"When you live on the street you really crave belonging" introducing a new £10m grant scheme – Helping End Homelessness
The National Lottery Community Fund is launching a new £10m grant scheme called Helping End Homelessness - aimed at addressing the causes and impact of homelessness. The scheme will encourage charities and agencies to work with local authorities and with people experiencing homelessness, to address the causes of homelessness. The grants, which are made possible thanks to National Lottery players, will be aimed at trying to stop people ending up on sofas, in bed and breakfasts and even the streets by intervening in a positive way. To access the grants, organisations will need to work together and involve people who are already experiencing homelessness and those at risk, in planning strategies to avoid ending up in a perilous and stressful situation.
Omar knows first-hand quite how stressful being homeless is. He was living on the streets through the bitterly cold winter of 2010, the coldest January in over 30 years with snow laying on the ground. Omar remembers having walked to the edge of Cardiff looking for somewhere to stay overnight:
“They wouldn’t open the door to me!” he says “so I walked back into town to try and find somewhere to keep warm. I could see people inside their houses settling down in the warm in front of their TVs and I would have given anything to be inside.”
A broad smile spreads across his face
“Now I have my own peaceful flat... and I got a nice big TV!”
Omar credits his rehabilitation to the different organisations that have worked with him. The Wallich have helped him with training sessions and are now providing the supported accommodation he calls home, he volunteers with them several times a week, working with people still on the streets. But it is his work with Behind the Label that he particularly wants to talk about. Behind the Label is a project run by Theatre Versus Oppression in partnership with the Millennium Centre and supported by The Wallich.
“I am awake again!” he says “When you live on the street, you really crave to belong... to be loved. It makes you so vulnerable to people who give you fake love, like drug dealers! Two of my good friends – one from the Valleys and one from the Docks, we used to stand together against the cold like penguins do, keeping warm with huddling. They died from drug overdoses on the streets that Winter.
“Behind the Label helped me trust people again, I used to be too afraid to go in a shop and I would panic if someone stood behind me, now I have found my voice and in the performance I found myself. The others in that project, they are my brothers and sisters now, we have a WhatsApp group where we support each other all the time, every day. We are woken up now and I want to give back to others.”

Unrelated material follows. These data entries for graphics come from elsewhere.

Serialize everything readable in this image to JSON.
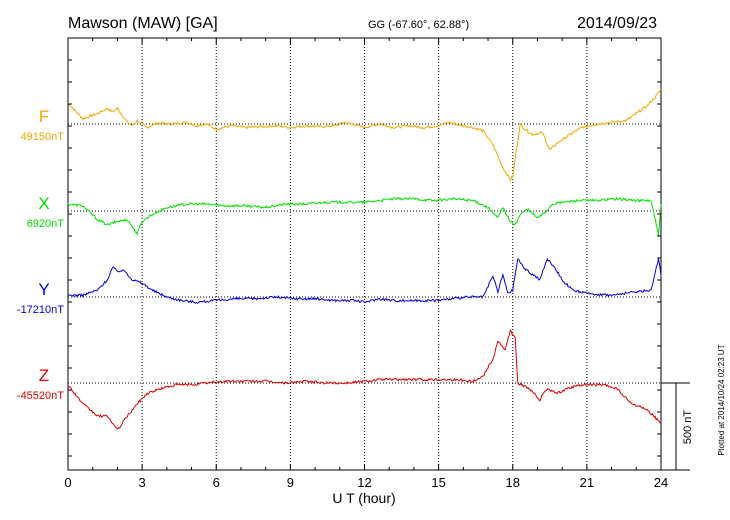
{
  "header": {
    "station": "Mawson (MAW)  [GA]",
    "coords": "GG (-67.60°,  62.88°)",
    "date": "2014/09/23"
  },
  "side_note": "Plotted at 2014/10/24 02:23 UT",
  "chart_data": {
    "type": "line",
    "xlabel": "U T (hour)",
    "xlim": [
      0,
      24
    ],
    "xticks": [
      0,
      3,
      6,
      9,
      12,
      15,
      18,
      21,
      24
    ],
    "scale_bar_label": "500 nT",
    "scale_bar_nT": 500,
    "series": [
      {
        "name": "F",
        "baseline_label": "49150nT",
        "color": "#f0a800",
        "points": [
          [
            0,
            120
          ],
          [
            0.6,
            30
          ],
          [
            1.2,
            60
          ],
          [
            1.6,
            90
          ],
          [
            1.8,
            70
          ],
          [
            2.0,
            90
          ],
          [
            2.2,
            50
          ],
          [
            2.4,
            10
          ],
          [
            2.6,
            -10
          ],
          [
            2.8,
            20
          ],
          [
            3.2,
            -20
          ],
          [
            3.6,
            5
          ],
          [
            4.2,
            0
          ],
          [
            4.8,
            10
          ],
          [
            5.2,
            -10
          ],
          [
            5.6,
            0
          ],
          [
            6.0,
            -30
          ],
          [
            6.6,
            -10
          ],
          [
            7.2,
            -20
          ],
          [
            7.8,
            -15
          ],
          [
            8.4,
            -10
          ],
          [
            9.0,
            -20
          ],
          [
            9.6,
            -10
          ],
          [
            10.2,
            -15
          ],
          [
            10.8,
            -10
          ],
          [
            11.2,
            10
          ],
          [
            11.6,
            -5
          ],
          [
            12.0,
            -20
          ],
          [
            12.6,
            0
          ],
          [
            13.2,
            -20
          ],
          [
            13.8,
            -10
          ],
          [
            14.4,
            -20
          ],
          [
            15.0,
            -10
          ],
          [
            15.4,
            10
          ],
          [
            15.8,
            -5
          ],
          [
            16.4,
            -20
          ],
          [
            16.8,
            -40
          ],
          [
            17.2,
            -120
          ],
          [
            17.6,
            -250
          ],
          [
            17.9,
            -320
          ],
          [
            18.0,
            -300
          ],
          [
            18.1,
            -200
          ],
          [
            18.3,
            0
          ],
          [
            18.5,
            -30
          ],
          [
            18.8,
            -60
          ],
          [
            19.2,
            -50
          ],
          [
            19.5,
            -150
          ],
          [
            19.8,
            -110
          ],
          [
            20.2,
            -70
          ],
          [
            20.8,
            -20
          ],
          [
            21.4,
            0
          ],
          [
            22.0,
            10
          ],
          [
            22.6,
            20
          ],
          [
            23.0,
            60
          ],
          [
            23.4,
            100
          ],
          [
            23.8,
            160
          ],
          [
            24.0,
            200
          ]
        ]
      },
      {
        "name": "X",
        "baseline_label": "6920nT",
        "color": "#00e000",
        "points": [
          [
            0,
            40
          ],
          [
            0.6,
            30
          ],
          [
            1.2,
            -50
          ],
          [
            1.6,
            -80
          ],
          [
            2.0,
            -60
          ],
          [
            2.4,
            -50
          ],
          [
            2.8,
            -130
          ],
          [
            3.0,
            -60
          ],
          [
            3.4,
            -20
          ],
          [
            4.0,
            20
          ],
          [
            4.8,
            40
          ],
          [
            5.6,
            40
          ],
          [
            6.4,
            30
          ],
          [
            7.2,
            30
          ],
          [
            8.0,
            20
          ],
          [
            8.8,
            40
          ],
          [
            9.6,
            40
          ],
          [
            10.4,
            50
          ],
          [
            11.2,
            50
          ],
          [
            12.0,
            50
          ],
          [
            12.6,
            60
          ],
          [
            13.2,
            70
          ],
          [
            14.0,
            70
          ],
          [
            14.8,
            60
          ],
          [
            15.6,
            70
          ],
          [
            16.4,
            60
          ],
          [
            17.0,
            20
          ],
          [
            17.4,
            -40
          ],
          [
            17.6,
            20
          ],
          [
            17.9,
            -60
          ],
          [
            18.1,
            -80
          ],
          [
            18.3,
            -20
          ],
          [
            18.6,
            10
          ],
          [
            19.0,
            -40
          ],
          [
            19.3,
            -10
          ],
          [
            19.6,
            40
          ],
          [
            20.0,
            50
          ],
          [
            20.6,
            60
          ],
          [
            21.4,
            60
          ],
          [
            22.2,
            70
          ],
          [
            23.0,
            60
          ],
          [
            23.6,
            60
          ],
          [
            23.9,
            -140
          ],
          [
            24.0,
            40
          ]
        ]
      },
      {
        "name": "Y",
        "baseline_label": "-17210nT",
        "color": "#0000e0",
        "points": [
          [
            0,
            10
          ],
          [
            0.6,
            10
          ],
          [
            1.2,
            40
          ],
          [
            1.6,
            100
          ],
          [
            1.8,
            170
          ],
          [
            2.0,
            150
          ],
          [
            2.3,
            150
          ],
          [
            2.6,
            100
          ],
          [
            3.0,
            80
          ],
          [
            3.4,
            40
          ],
          [
            4.0,
            0
          ],
          [
            4.6,
            -20
          ],
          [
            5.2,
            -30
          ],
          [
            6.0,
            -20
          ],
          [
            6.8,
            -10
          ],
          [
            7.6,
            -10
          ],
          [
            8.4,
            0
          ],
          [
            9.2,
            -10
          ],
          [
            10.0,
            -10
          ],
          [
            10.8,
            -20
          ],
          [
            11.6,
            -20
          ],
          [
            12.0,
            -30
          ],
          [
            12.6,
            -10
          ],
          [
            13.2,
            -20
          ],
          [
            14.0,
            -20
          ],
          [
            14.8,
            -20
          ],
          [
            15.6,
            -10
          ],
          [
            16.2,
            0
          ],
          [
            16.8,
            0
          ],
          [
            17.2,
            120
          ],
          [
            17.4,
            30
          ],
          [
            17.6,
            130
          ],
          [
            17.8,
            20
          ],
          [
            18.0,
            40
          ],
          [
            18.2,
            220
          ],
          [
            18.5,
            160
          ],
          [
            18.8,
            130
          ],
          [
            19.1,
            100
          ],
          [
            19.4,
            220
          ],
          [
            19.7,
            170
          ],
          [
            20.0,
            100
          ],
          [
            20.4,
            40
          ],
          [
            21.0,
            20
          ],
          [
            22.0,
            10
          ],
          [
            23.0,
            30
          ],
          [
            23.6,
            40
          ],
          [
            23.9,
            220
          ],
          [
            24.0,
            120
          ]
        ]
      },
      {
        "name": "Z",
        "baseline_label": "-45520nT",
        "color": "#e00000",
        "points": [
          [
            0,
            -10
          ],
          [
            0.6,
            -120
          ],
          [
            1.2,
            -190
          ],
          [
            1.6,
            -190
          ],
          [
            2.0,
            -270
          ],
          [
            2.4,
            -190
          ],
          [
            2.8,
            -120
          ],
          [
            3.2,
            -60
          ],
          [
            3.8,
            -30
          ],
          [
            4.4,
            -10
          ],
          [
            5.0,
            -10
          ],
          [
            5.6,
            0
          ],
          [
            6.4,
            10
          ],
          [
            7.2,
            10
          ],
          [
            8.0,
            10
          ],
          [
            8.8,
            0
          ],
          [
            9.6,
            10
          ],
          [
            10.4,
            0
          ],
          [
            11.2,
            0
          ],
          [
            12.0,
            10
          ],
          [
            12.6,
            20
          ],
          [
            13.2,
            20
          ],
          [
            14.0,
            20
          ],
          [
            14.8,
            20
          ],
          [
            15.6,
            20
          ],
          [
            16.4,
            10
          ],
          [
            16.8,
            40
          ],
          [
            17.2,
            140
          ],
          [
            17.4,
            240
          ],
          [
            17.7,
            190
          ],
          [
            17.9,
            300
          ],
          [
            18.1,
            260
          ],
          [
            18.2,
            0
          ],
          [
            18.5,
            -20
          ],
          [
            18.8,
            -50
          ],
          [
            19.1,
            -100
          ],
          [
            19.3,
            -40
          ],
          [
            19.5,
            -40
          ],
          [
            19.8,
            -60
          ],
          [
            20.2,
            -30
          ],
          [
            20.8,
            -10
          ],
          [
            21.6,
            -10
          ],
          [
            22.2,
            -30
          ],
          [
            22.8,
            -120
          ],
          [
            23.4,
            -150
          ],
          [
            24.0,
            -230
          ]
        ]
      }
    ]
  }
}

Omar goes on to explain that he is conquering his own addiction and putting some money aside which his probation officer sends to his son, who he doesn’t see at the moment. He speaks hopefully about rebuilding his relationship with his kids, adding
“Behind the Label hands you back your own voice and your confidence. It’s not too late to start again!”
Omar’s story shows how complex the experience of homelessness is. The National Lottery Community Fund in Wales already gives grants to organisations – such as The Wallich and Theatre Versus Oppression - helping people deal with the impacts of homelessness, also to organisations which address some of the complex issues which can lead to homelessness, the new fund however, is intended to work in a different way. Robert Roffe Head of Knowledge and Learning for the Fund in Wales explained:
“We want to encourage organisations including charities, local authorities and housing associations to work directly with people with experience of homelessness to collectively stand back and look how they could use the limited resources on offer to them to try and stop people becoming homeless in the first place.

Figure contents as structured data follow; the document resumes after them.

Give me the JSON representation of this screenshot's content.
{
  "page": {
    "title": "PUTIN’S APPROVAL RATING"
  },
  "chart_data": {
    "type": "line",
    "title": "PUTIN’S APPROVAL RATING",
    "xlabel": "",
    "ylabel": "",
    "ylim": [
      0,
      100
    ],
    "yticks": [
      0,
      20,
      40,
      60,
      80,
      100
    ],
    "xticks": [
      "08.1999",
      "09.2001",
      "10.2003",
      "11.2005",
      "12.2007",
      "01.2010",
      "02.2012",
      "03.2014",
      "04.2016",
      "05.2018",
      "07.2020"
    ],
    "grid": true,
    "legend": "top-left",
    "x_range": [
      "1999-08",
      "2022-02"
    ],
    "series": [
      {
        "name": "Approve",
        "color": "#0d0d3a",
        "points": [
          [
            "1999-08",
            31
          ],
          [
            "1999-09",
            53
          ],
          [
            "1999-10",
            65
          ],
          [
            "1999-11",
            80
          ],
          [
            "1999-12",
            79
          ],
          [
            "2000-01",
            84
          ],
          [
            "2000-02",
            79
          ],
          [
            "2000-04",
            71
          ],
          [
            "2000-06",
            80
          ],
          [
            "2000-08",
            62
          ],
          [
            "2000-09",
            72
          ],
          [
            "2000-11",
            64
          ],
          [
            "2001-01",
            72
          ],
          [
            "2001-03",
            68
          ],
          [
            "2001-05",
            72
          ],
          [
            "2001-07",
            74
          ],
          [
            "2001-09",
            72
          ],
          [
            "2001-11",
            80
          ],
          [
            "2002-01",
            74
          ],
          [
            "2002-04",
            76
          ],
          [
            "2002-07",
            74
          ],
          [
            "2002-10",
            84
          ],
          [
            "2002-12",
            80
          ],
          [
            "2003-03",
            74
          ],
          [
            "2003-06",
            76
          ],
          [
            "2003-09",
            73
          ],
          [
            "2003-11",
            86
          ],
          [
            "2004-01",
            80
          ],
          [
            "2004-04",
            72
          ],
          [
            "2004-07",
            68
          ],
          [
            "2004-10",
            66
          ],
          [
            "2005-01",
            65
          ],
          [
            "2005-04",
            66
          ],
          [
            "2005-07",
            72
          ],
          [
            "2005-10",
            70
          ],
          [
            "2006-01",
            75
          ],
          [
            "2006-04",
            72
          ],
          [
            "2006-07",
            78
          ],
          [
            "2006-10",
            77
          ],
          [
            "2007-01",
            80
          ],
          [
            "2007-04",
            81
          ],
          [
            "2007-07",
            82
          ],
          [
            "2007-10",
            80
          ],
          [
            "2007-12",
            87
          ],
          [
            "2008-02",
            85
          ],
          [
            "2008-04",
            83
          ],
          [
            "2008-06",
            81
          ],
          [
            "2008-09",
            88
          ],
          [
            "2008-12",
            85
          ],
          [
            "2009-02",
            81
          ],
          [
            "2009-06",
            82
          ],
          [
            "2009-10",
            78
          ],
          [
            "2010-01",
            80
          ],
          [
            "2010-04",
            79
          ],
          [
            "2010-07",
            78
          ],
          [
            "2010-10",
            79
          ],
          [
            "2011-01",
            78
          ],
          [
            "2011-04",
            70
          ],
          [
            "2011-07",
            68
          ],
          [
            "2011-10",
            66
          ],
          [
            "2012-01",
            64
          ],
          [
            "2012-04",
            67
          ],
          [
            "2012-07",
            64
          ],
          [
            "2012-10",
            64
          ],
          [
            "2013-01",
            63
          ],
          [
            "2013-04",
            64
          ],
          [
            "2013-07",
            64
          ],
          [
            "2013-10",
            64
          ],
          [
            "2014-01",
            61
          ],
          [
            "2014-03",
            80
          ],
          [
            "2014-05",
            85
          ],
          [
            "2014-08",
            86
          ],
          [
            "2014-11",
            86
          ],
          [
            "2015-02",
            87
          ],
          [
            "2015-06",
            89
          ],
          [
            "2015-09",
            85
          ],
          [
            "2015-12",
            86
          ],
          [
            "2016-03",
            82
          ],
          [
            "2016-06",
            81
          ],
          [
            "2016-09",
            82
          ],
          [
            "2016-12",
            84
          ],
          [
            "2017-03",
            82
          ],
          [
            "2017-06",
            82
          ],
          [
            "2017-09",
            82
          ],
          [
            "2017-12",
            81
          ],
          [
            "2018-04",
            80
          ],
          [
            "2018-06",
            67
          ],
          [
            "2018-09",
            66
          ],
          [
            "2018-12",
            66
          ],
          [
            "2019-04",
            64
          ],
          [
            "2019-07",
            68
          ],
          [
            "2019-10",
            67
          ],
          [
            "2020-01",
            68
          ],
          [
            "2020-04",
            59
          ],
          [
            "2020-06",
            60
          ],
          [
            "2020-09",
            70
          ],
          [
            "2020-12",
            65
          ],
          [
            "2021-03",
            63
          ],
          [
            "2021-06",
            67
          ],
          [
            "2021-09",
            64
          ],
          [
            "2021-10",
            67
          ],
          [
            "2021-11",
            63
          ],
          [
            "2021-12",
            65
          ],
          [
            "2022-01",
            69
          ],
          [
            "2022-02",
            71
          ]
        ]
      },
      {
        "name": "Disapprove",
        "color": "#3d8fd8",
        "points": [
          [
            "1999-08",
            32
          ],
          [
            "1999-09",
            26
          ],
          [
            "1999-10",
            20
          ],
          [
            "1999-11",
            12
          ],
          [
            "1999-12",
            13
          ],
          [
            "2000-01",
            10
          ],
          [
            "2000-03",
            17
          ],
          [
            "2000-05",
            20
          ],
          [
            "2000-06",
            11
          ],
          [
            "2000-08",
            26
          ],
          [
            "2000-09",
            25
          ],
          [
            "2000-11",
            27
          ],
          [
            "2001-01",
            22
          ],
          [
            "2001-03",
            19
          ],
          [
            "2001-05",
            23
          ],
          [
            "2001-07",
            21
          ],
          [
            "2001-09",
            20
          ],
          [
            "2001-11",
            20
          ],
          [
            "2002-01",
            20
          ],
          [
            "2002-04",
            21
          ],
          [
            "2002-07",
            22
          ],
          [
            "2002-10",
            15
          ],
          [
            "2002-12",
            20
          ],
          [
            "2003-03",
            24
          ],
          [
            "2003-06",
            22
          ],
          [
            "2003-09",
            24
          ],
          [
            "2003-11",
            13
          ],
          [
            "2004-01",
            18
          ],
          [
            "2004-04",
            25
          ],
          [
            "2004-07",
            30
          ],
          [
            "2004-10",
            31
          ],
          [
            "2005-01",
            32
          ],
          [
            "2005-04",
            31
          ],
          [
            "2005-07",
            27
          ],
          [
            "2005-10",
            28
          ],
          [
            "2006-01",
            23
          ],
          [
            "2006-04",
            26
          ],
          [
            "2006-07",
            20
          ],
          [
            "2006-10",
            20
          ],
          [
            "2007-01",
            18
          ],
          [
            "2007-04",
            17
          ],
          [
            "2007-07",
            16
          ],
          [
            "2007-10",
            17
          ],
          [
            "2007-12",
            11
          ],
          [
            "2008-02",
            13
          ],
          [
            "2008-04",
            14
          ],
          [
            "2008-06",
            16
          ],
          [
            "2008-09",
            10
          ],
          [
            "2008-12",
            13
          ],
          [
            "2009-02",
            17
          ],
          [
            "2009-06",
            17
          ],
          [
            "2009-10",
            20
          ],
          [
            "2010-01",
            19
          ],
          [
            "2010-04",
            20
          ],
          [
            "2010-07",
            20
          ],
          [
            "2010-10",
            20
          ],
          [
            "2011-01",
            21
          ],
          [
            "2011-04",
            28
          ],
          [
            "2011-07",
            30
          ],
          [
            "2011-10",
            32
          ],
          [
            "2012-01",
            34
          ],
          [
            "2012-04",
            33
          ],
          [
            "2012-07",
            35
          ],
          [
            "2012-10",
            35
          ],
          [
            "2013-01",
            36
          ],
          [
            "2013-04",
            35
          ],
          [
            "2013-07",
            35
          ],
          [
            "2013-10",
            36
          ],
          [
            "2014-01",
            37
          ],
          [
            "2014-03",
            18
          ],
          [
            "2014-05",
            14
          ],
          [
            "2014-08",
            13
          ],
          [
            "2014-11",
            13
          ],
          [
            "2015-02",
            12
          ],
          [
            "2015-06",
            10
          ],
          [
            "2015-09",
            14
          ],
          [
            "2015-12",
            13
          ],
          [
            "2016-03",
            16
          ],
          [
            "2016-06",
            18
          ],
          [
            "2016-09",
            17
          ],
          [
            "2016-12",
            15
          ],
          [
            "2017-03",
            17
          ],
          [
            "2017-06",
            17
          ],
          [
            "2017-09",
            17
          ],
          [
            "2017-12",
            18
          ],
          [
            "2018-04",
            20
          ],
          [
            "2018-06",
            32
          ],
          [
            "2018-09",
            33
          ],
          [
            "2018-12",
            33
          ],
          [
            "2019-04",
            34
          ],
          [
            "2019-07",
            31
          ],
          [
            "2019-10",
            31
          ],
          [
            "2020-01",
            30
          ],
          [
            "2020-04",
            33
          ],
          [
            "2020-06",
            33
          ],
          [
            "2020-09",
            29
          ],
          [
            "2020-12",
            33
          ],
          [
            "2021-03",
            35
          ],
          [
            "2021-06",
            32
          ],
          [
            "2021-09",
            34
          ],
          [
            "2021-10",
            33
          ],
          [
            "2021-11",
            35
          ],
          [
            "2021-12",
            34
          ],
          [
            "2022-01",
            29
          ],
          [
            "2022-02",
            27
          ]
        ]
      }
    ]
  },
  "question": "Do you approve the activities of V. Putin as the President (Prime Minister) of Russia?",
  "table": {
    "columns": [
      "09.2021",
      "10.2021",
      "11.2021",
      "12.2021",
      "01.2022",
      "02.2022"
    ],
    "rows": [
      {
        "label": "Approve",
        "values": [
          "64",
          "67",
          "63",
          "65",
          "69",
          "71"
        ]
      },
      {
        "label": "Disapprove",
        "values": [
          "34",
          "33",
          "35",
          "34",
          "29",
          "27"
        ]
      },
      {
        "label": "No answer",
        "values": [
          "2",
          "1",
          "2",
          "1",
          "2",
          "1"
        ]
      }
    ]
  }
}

“Our research suggests that there are opportunities to engage earlier and more effectively. We want to use our grants to encourage everyone working in the field to assess if things can be done better; that’s why we are offering a grant for the development phase of the project. We hope the £10m available in grants will act as an incentive to encourage groups to work together to look at this.”
It seems that if services were better co-ordinated, vulnerable groups such as 18 year olds moving out of local authority care, people leaving prison and people effected by domestic abuse could be supported more effectively to avoid the trauma of becoming homeless.

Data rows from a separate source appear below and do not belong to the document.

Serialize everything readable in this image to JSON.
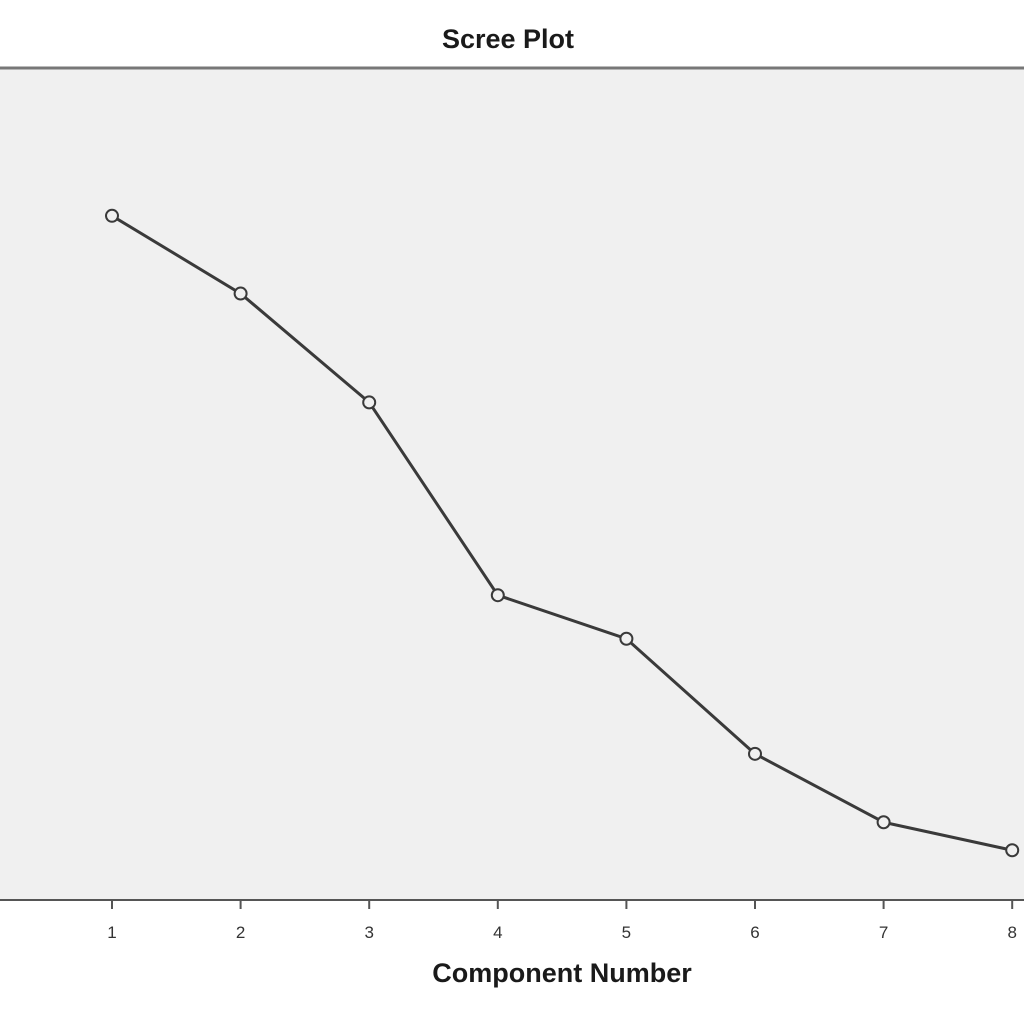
{
  "chart_data": {
    "type": "line",
    "title": "Scree Plot",
    "xlabel": "Component Number",
    "ylabel": "",
    "x": [
      1,
      2,
      3,
      4,
      5,
      6,
      7,
      8
    ],
    "categories": [
      "1",
      "2",
      "3",
      "4",
      "5",
      "6",
      "7",
      "8"
    ],
    "series": [
      {
        "values": [
          2.2,
          1.95,
          1.6,
          0.98,
          0.84,
          0.47,
          0.25,
          0.16
        ]
      }
    ],
    "xlim": [
      0.5,
      8.5
    ],
    "ylim": [
      0,
      2.7
    ],
    "grid": false,
    "colors": {
      "plot_background": "#f0f0f0",
      "line": "#3a3a3a",
      "axis": "#555555"
    }
  }
}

To apply for the grants, organisations are initially being invited to form partnerships within their region. The National Lottery Community Fund are organising three events across Wales in February to put organisations in contact with others in their region, interested groups should contact The National Lottery Community Fund for details. The partnerships will then submit an expression of interest in the first phase of funding. The total of £10m will fund projects lasting five to seven years.
At a recent performance from Behind the Label, participants on the stage challenged the audience, asking:
“All my life people are asking about my story, over and over again, but no one really listens! Do you really think you’ve got it in you, to listen to what we’ve got to say?”
The National Lottery Community Fund hope that Helping End Homelessness may encourage the right people to listen.